Samsung / ONE

On-device Neural Engine
Other
435 stars 157 forks source link

[onert][gen_golden] Gather operation asserts for cpu backend #4750

Open dr-venkman opened 4 years ago

dr-venkman commented 4 years ago

The Gather op is asserting for the cpu backend, when running the natural language answering model located here. Please find the asserting line below:

Package Filename ../***/lite-model_mobilebert_1_metadata_1/
nnpackage_run: /home/***/ONE/compute/cker/include/cker/operation/Gather.h:66: void nnfw::cker::Gather(const nnfw::cker::GatherParams&, const nnfw::cker::Shape&, const T*, const nnfw::cker::Shape&, const CoordsT*, const nnfw::cker::Shape&, T*) [with T = float; CoordsT = int]: Assertion `coords_data[i] < axis_size' failed.

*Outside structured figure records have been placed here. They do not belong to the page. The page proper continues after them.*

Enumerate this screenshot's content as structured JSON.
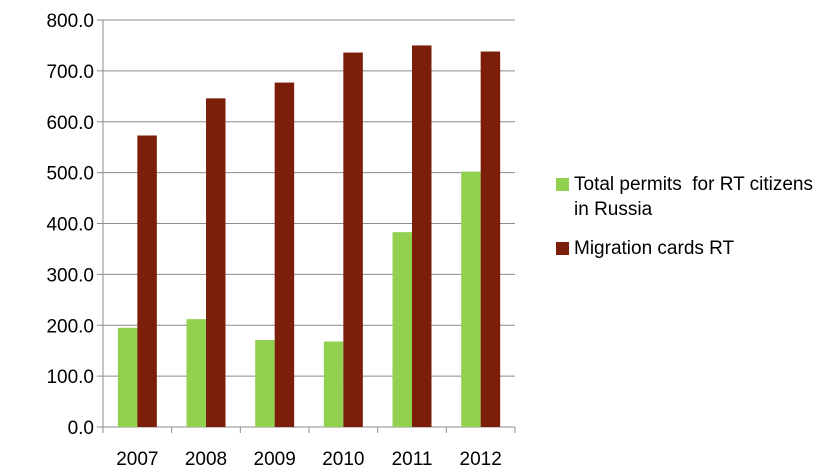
{
  "chart_data": {
    "type": "bar",
    "categories": [
      "2007",
      "2008",
      "2009",
      "2010",
      "2011",
      "2012"
    ],
    "series": [
      {
        "name": "Total permits  for RT citizens in Russia",
        "color": "#92d050",
        "values": [
          195,
          212,
          171,
          168,
          383,
          502
        ]
      },
      {
        "name": "Migration cards RT",
        "color": "#7b1f0a",
        "values": [
          573,
          646,
          677,
          736,
          750,
          738
        ]
      }
    ],
    "ylim": [
      0,
      800
    ],
    "yticks": [
      "0.0",
      "100.0",
      "200.0",
      "300.0",
      "400.0",
      "500.0",
      "600.0",
      "700.0",
      "800.0"
    ],
    "grid": true,
    "legend_position": "right",
    "title": "",
    "xlabel": "",
    "ylabel": ""
  }
}
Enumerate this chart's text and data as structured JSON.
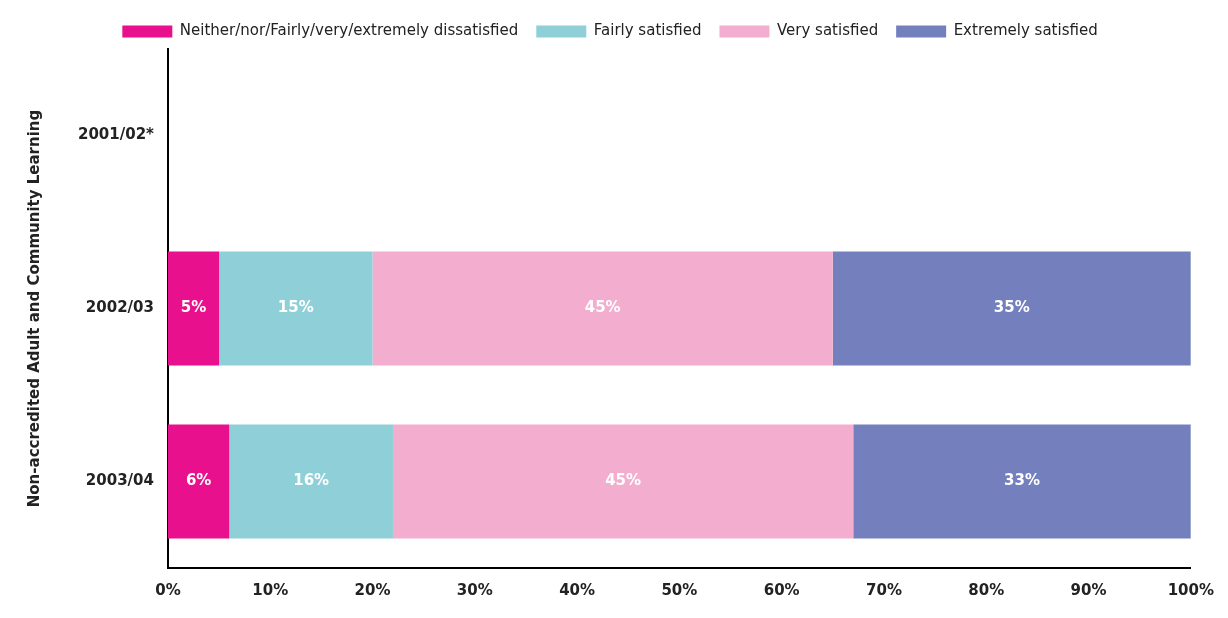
{
  "chart_data": {
    "type": "bar",
    "orientation": "horizontal",
    "stacked": true,
    "ylabel": "Non-accredited Adult and Community Learning",
    "categories": [
      "2001/02*",
      "2002/03",
      "2003/04"
    ],
    "series": [
      {
        "name": "Neither/nor/Fairly/very/extremely dissatisfied",
        "color": "#e8108c",
        "values": [
          null,
          5,
          6
        ],
        "value_labels": [
          null,
          "5%",
          "6%"
        ]
      },
      {
        "name": "Fairly satisfied",
        "color": "#8fd0d8",
        "values": [
          null,
          15,
          16
        ],
        "value_labels": [
          null,
          "15%",
          "16%"
        ]
      },
      {
        "name": "Very satisfied",
        "color": "#f3aecf",
        "values": [
          null,
          45,
          45
        ],
        "value_labels": [
          null,
          "45%",
          "45%"
        ]
      },
      {
        "name": "Extremely satisfied",
        "color": "#7480bd",
        "values": [
          null,
          35,
          33
        ],
        "value_labels": [
          null,
          "35%",
          "33%"
        ]
      }
    ],
    "xlim": [
      0,
      100
    ],
    "xticks": [
      {
        "value": 0,
        "label": "0%"
      },
      {
        "value": 10,
        "label": "10%"
      },
      {
        "value": 20,
        "label": "20%"
      },
      {
        "value": 30,
        "label": "30%"
      },
      {
        "value": 40,
        "label": "40%"
      },
      {
        "value": 50,
        "label": "50%"
      },
      {
        "value": 60,
        "label": "60%"
      },
      {
        "value": 70,
        "label": "70%"
      },
      {
        "value": 80,
        "label": "80%"
      },
      {
        "value": 90,
        "label": "90%"
      },
      {
        "value": 100,
        "label": "100%"
      }
    ],
    "grid": false,
    "legend": "top"
  }
}
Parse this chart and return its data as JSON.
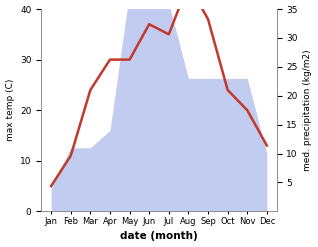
{
  "months": [
    "Jan",
    "Feb",
    "Mar",
    "Apr",
    "May",
    "Jun",
    "Jul",
    "Aug",
    "Sep",
    "Oct",
    "Nov",
    "Dec"
  ],
  "temperature": [
    5,
    11,
    24,
    30,
    30,
    37,
    35,
    45,
    38,
    24,
    20,
    13
  ],
  "precipitation": [
    4,
    11,
    11,
    14,
    38,
    39,
    36,
    23,
    23,
    23,
    23,
    10
  ],
  "temp_color": "#c0392b",
  "precip_color_fill": "#b8c4ee",
  "temp_ylim": [
    0,
    40
  ],
  "temp_yticks": [
    0,
    10,
    20,
    30,
    40
  ],
  "precip_ylim": [
    0,
    35
  ],
  "precip_yticks": [
    5,
    10,
    15,
    20,
    25,
    30,
    35
  ],
  "xlabel": "date (month)",
  "ylabel_left": "max temp (C)",
  "ylabel_right": "med. precipitation (kg/m2)",
  "bg_color": "#ffffff"
}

On debugging, I found the following information:

coords_shape = (1, 384)
input_shape = (2, 512)
axis = 0
axis_size = 2
coords_data[0] = 59

Any ideas on how to troubleshoot this would be appreciated. Thank you in advance.

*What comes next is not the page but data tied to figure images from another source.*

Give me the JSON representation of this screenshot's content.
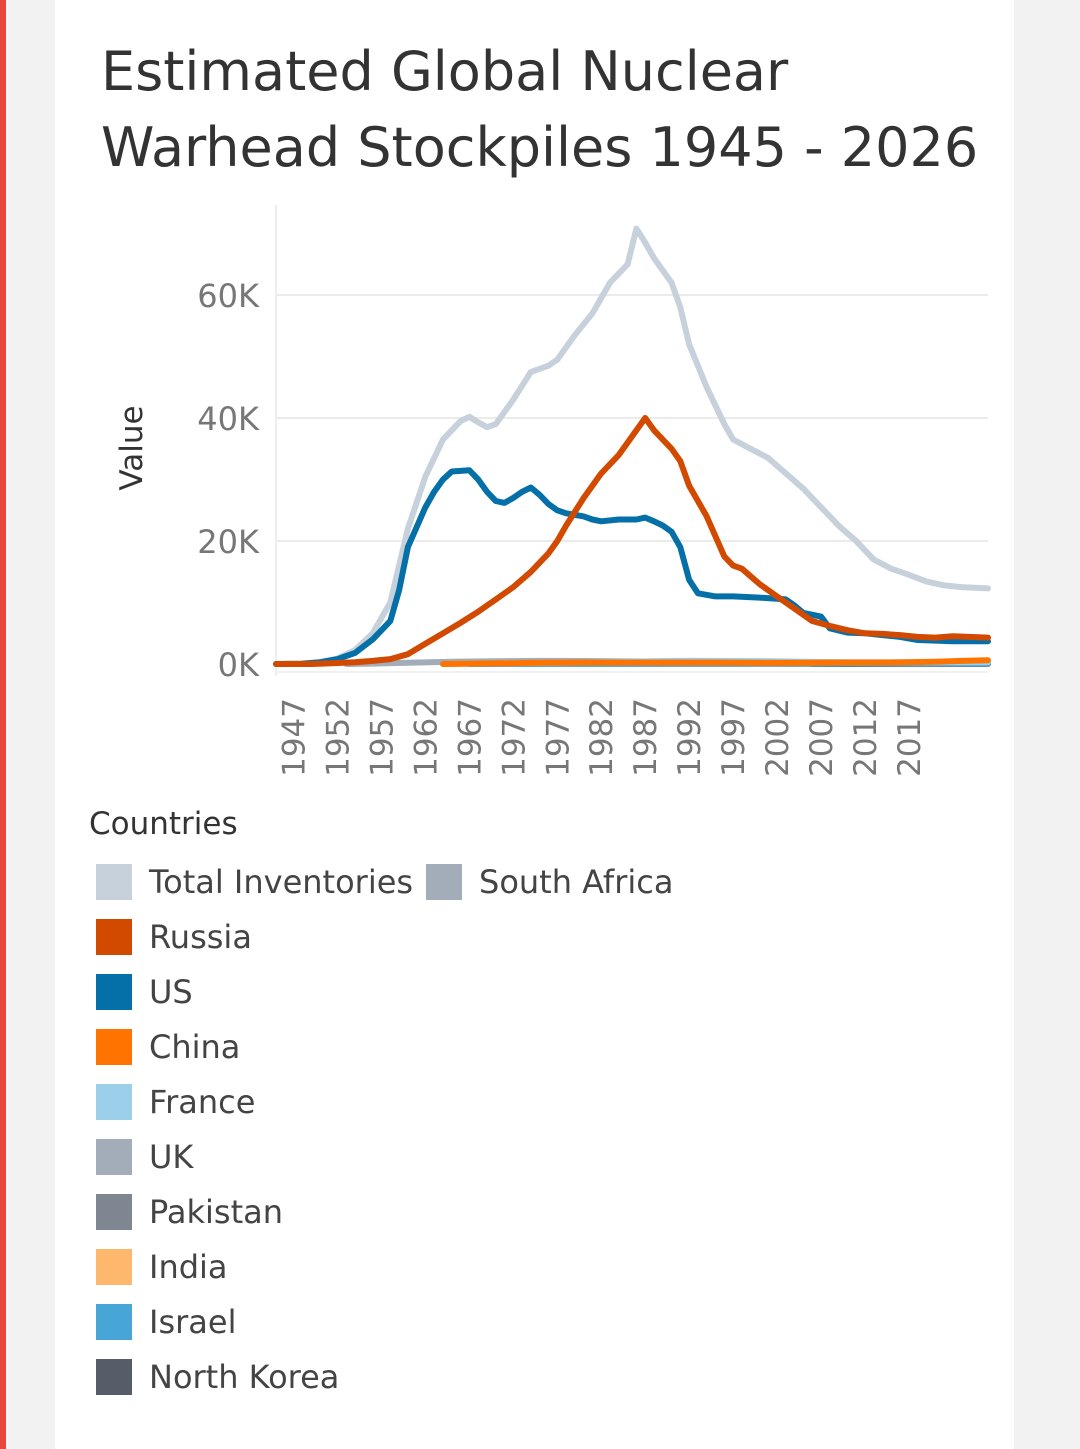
{
  "title": "Estimated Global Nuclear Warhead Stockpiles 1945 - 2026",
  "legend": {
    "title": "Countries",
    "items": [
      {
        "label": "Total Inventories",
        "color": "#c7d1db"
      },
      {
        "label": "South Africa",
        "color": "#a3adb9"
      },
      {
        "label": "Russia",
        "color": "#d24a00"
      },
      {
        "label": "US",
        "color": "#0570a8"
      },
      {
        "label": "China",
        "color": "#ff7300"
      },
      {
        "label": "France",
        "color": "#9ccfea"
      },
      {
        "label": "UK",
        "color": "#a3adb9"
      },
      {
        "label": "Pakistan",
        "color": "#7d8691"
      },
      {
        "label": "India",
        "color": "#fdb86e"
      },
      {
        "label": "Israel",
        "color": "#47a6d6"
      },
      {
        "label": "North Korea",
        "color": "#555d68"
      }
    ]
  },
  "chart_data": {
    "type": "line",
    "title": "Estimated Global Nuclear Warhead Stockpiles 1945 - 2026",
    "xlabel": "",
    "ylabel": "Value",
    "xlim": [
      1945,
      2026
    ],
    "ylim": [
      0,
      70000
    ],
    "x_ticks": [
      "1947",
      "1952",
      "1957",
      "1962",
      "1967",
      "1972",
      "1977",
      "1982",
      "1987",
      "1992",
      "1997",
      "2002",
      "2007",
      "2012",
      "2017"
    ],
    "y_ticks": [
      {
        "value": 0,
        "label": "0K"
      },
      {
        "value": 20000,
        "label": "20K"
      },
      {
        "value": 40000,
        "label": "40K"
      },
      {
        "value": 60000,
        "label": "60K"
      }
    ],
    "grid": true,
    "legend_position": "bottom",
    "series": [
      {
        "name": "Total Inventories",
        "color": "#c7d1db",
        "points": [
          [
            1945,
            2
          ],
          [
            1948,
            100
          ],
          [
            1950,
            300
          ],
          [
            1952,
            900
          ],
          [
            1954,
            2300
          ],
          [
            1956,
            5000
          ],
          [
            1958,
            10000
          ],
          [
            1960,
            22000
          ],
          [
            1962,
            30500
          ],
          [
            1964,
            36500
          ],
          [
            1966,
            39500
          ],
          [
            1967,
            40200
          ],
          [
            1968,
            39300
          ],
          [
            1969,
            38500
          ],
          [
            1970,
            39000
          ],
          [
            1972,
            43000
          ],
          [
            1974,
            47500
          ],
          [
            1976,
            48500
          ],
          [
            1977,
            49500
          ],
          [
            1979,
            53500
          ],
          [
            1981,
            57000
          ],
          [
            1983,
            62000
          ],
          [
            1985,
            65000
          ],
          [
            1986,
            70800
          ],
          [
            1987,
            68500
          ],
          [
            1988,
            66000
          ],
          [
            1990,
            62000
          ],
          [
            1991,
            58000
          ],
          [
            1992,
            52000
          ],
          [
            1994,
            45000
          ],
          [
            1996,
            39000
          ],
          [
            1997,
            36500
          ],
          [
            1999,
            35000
          ],
          [
            2001,
            33500
          ],
          [
            2003,
            31000
          ],
          [
            2005,
            28500
          ],
          [
            2007,
            25500
          ],
          [
            2009,
            22500
          ],
          [
            2011,
            20000
          ],
          [
            2013,
            17000
          ],
          [
            2015,
            15500
          ],
          [
            2017,
            14500
          ],
          [
            2019,
            13400
          ],
          [
            2021,
            12800
          ],
          [
            2023,
            12500
          ],
          [
            2026,
            12300
          ]
        ]
      },
      {
        "name": "US",
        "color": "#0570a8",
        "points": [
          [
            1945,
            2
          ],
          [
            1948,
            50
          ],
          [
            1950,
            300
          ],
          [
            1952,
            800
          ],
          [
            1954,
            1800
          ],
          [
            1956,
            4000
          ],
          [
            1958,
            7000
          ],
          [
            1959,
            12000
          ],
          [
            1960,
            19000
          ],
          [
            1962,
            25500
          ],
          [
            1963,
            28000
          ],
          [
            1964,
            30000
          ],
          [
            1965,
            31300
          ],
          [
            1967,
            31500
          ],
          [
            1968,
            30000
          ],
          [
            1969,
            28000
          ],
          [
            1970,
            26500
          ],
          [
            1971,
            26200
          ],
          [
            1972,
            27000
          ],
          [
            1973,
            28000
          ],
          [
            1974,
            28700
          ],
          [
            1975,
            27500
          ],
          [
            1976,
            26000
          ],
          [
            1977,
            25000
          ],
          [
            1978,
            24500
          ],
          [
            1980,
            24000
          ],
          [
            1981,
            23500
          ],
          [
            1982,
            23200
          ],
          [
            1984,
            23500
          ],
          [
            1986,
            23500
          ],
          [
            1987,
            23800
          ],
          [
            1988,
            23200
          ],
          [
            1989,
            22500
          ],
          [
            1990,
            21500
          ],
          [
            1991,
            19000
          ],
          [
            1992,
            13700
          ],
          [
            1993,
            11500
          ],
          [
            1995,
            11000
          ],
          [
            1997,
            11000
          ],
          [
            2000,
            10800
          ],
          [
            2003,
            10500
          ],
          [
            2004,
            9500
          ],
          [
            2005,
            8300
          ],
          [
            2007,
            7700
          ],
          [
            2008,
            5800
          ],
          [
            2010,
            5100
          ],
          [
            2012,
            5000
          ],
          [
            2014,
            4700
          ],
          [
            2016,
            4400
          ],
          [
            2018,
            3900
          ],
          [
            2020,
            3800
          ],
          [
            2022,
            3700
          ],
          [
            2026,
            3700
          ]
        ]
      },
      {
        "name": "Russia",
        "color": "#d24a00",
        "points": [
          [
            1945,
            0
          ],
          [
            1949,
            0
          ],
          [
            1951,
            100
          ],
          [
            1954,
            300
          ],
          [
            1956,
            500
          ],
          [
            1958,
            800
          ],
          [
            1960,
            1600
          ],
          [
            1962,
            3300
          ],
          [
            1964,
            5000
          ],
          [
            1966,
            6700
          ],
          [
            1968,
            8500
          ],
          [
            1970,
            10500
          ],
          [
            1972,
            12500
          ],
          [
            1974,
            15000
          ],
          [
            1976,
            18000
          ],
          [
            1977,
            20000
          ],
          [
            1978,
            22500
          ],
          [
            1980,
            27000
          ],
          [
            1982,
            31000
          ],
          [
            1984,
            34000
          ],
          [
            1985,
            36000
          ],
          [
            1986,
            38000
          ],
          [
            1987,
            40000
          ],
          [
            1988,
            38000
          ],
          [
            1990,
            35000
          ],
          [
            1991,
            33000
          ],
          [
            1992,
            29000
          ],
          [
            1994,
            24000
          ],
          [
            1996,
            17500
          ],
          [
            1997,
            16000
          ],
          [
            1998,
            15500
          ],
          [
            2000,
            13000
          ],
          [
            2002,
            11000
          ],
          [
            2004,
            9000
          ],
          [
            2006,
            7000
          ],
          [
            2008,
            6200
          ],
          [
            2010,
            5500
          ],
          [
            2012,
            5000
          ],
          [
            2014,
            4900
          ],
          [
            2016,
            4700
          ],
          [
            2018,
            4400
          ],
          [
            2020,
            4300
          ],
          [
            2022,
            4500
          ],
          [
            2026,
            4300
          ]
        ]
      },
      {
        "name": "China",
        "color": "#ff7300",
        "points": [
          [
            1964,
            0
          ],
          [
            1966,
            50
          ],
          [
            1970,
            100
          ],
          [
            1975,
            200
          ],
          [
            1980,
            250
          ],
          [
            1985,
            250
          ],
          [
            1990,
            250
          ],
          [
            1995,
            250
          ],
          [
            2000,
            200
          ],
          [
            2005,
            200
          ],
          [
            2010,
            250
          ],
          [
            2015,
            250
          ],
          [
            2020,
            350
          ],
          [
            2023,
            500
          ],
          [
            2026,
            600
          ]
        ]
      },
      {
        "name": "UK",
        "color": "#a3adb9",
        "points": [
          [
            1953,
            0
          ],
          [
            1955,
            50
          ],
          [
            1960,
            200
          ],
          [
            1965,
            350
          ],
          [
            1970,
            450
          ],
          [
            1975,
            500
          ],
          [
            1980,
            480
          ],
          [
            1985,
            420
          ],
          [
            1990,
            400
          ],
          [
            1995,
            320
          ],
          [
            2000,
            280
          ],
          [
            2005,
            250
          ],
          [
            2010,
            230
          ],
          [
            2015,
            220
          ],
          [
            2020,
            215
          ],
          [
            2026,
            225
          ]
        ]
      },
      {
        "name": "France",
        "color": "#9ccfea",
        "points": [
          [
            1964,
            0
          ],
          [
            1966,
            30
          ],
          [
            1970,
            100
          ],
          [
            1975,
            180
          ],
          [
            1980,
            250
          ],
          [
            1985,
            350
          ],
          [
            1990,
            500
          ],
          [
            1992,
            540
          ],
          [
            1995,
            500
          ],
          [
            2000,
            470
          ],
          [
            2005,
            350
          ],
          [
            2010,
            300
          ],
          [
            2015,
            300
          ],
          [
            2020,
            290
          ],
          [
            2026,
            290
          ]
        ]
      },
      {
        "name": "Israel",
        "color": "#47a6d6",
        "points": [
          [
            1967,
            0
          ],
          [
            1975,
            20
          ],
          [
            1985,
            50
          ],
          [
            1995,
            70
          ],
          [
            2005,
            80
          ],
          [
            2015,
            85
          ],
          [
            2026,
            90
          ]
        ]
      },
      {
        "name": "India",
        "color": "#fdb86e",
        "points": [
          [
            1974,
            0
          ],
          [
            1990,
            10
          ],
          [
            2000,
            30
          ],
          [
            2010,
            80
          ],
          [
            2020,
            160
          ],
          [
            2026,
            180
          ]
        ]
      },
      {
        "name": "Pakistan",
        "color": "#7d8691",
        "points": [
          [
            1986,
            0
          ],
          [
            1995,
            10
          ],
          [
            2000,
            30
          ],
          [
            2010,
            80
          ],
          [
            2020,
            160
          ],
          [
            2026,
            170
          ]
        ]
      },
      {
        "name": "South Africa",
        "color": "#a3adb9",
        "points": [
          [
            1979,
            0
          ],
          [
            1982,
            2
          ],
          [
            1985,
            4
          ],
          [
            1990,
            6
          ],
          [
            1991,
            0
          ],
          [
            2026,
            0
          ]
        ]
      },
      {
        "name": "North Korea",
        "color": "#555d68",
        "points": [
          [
            2006,
            0
          ],
          [
            2010,
            5
          ],
          [
            2015,
            15
          ],
          [
            2020,
            40
          ],
          [
            2026,
            50
          ]
        ]
      }
    ]
  }
}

dr-venkman commented 4 years ago

Could this be a result of a randomly generated int32 value from gen_golden.py? Looking at the script, it seems to generate from np.random.randint(0, 99, this_shape).astype(np.int32). For the particular case above, it needs to be strictly within the range [0, 2). The surprising part though, is that the model worked successfully on acl_cl backend. Does it mean the acl_cl implementation needs safety checks in place? Please correct me if wrong. Thanks in advance.

For now, I have overriden gen_golden.py temporarily (not to be committed) to provide a value within proper range. In general, I wanted to ask whether it is feasible to check for value constraints within gen_golden.py? Please let me know.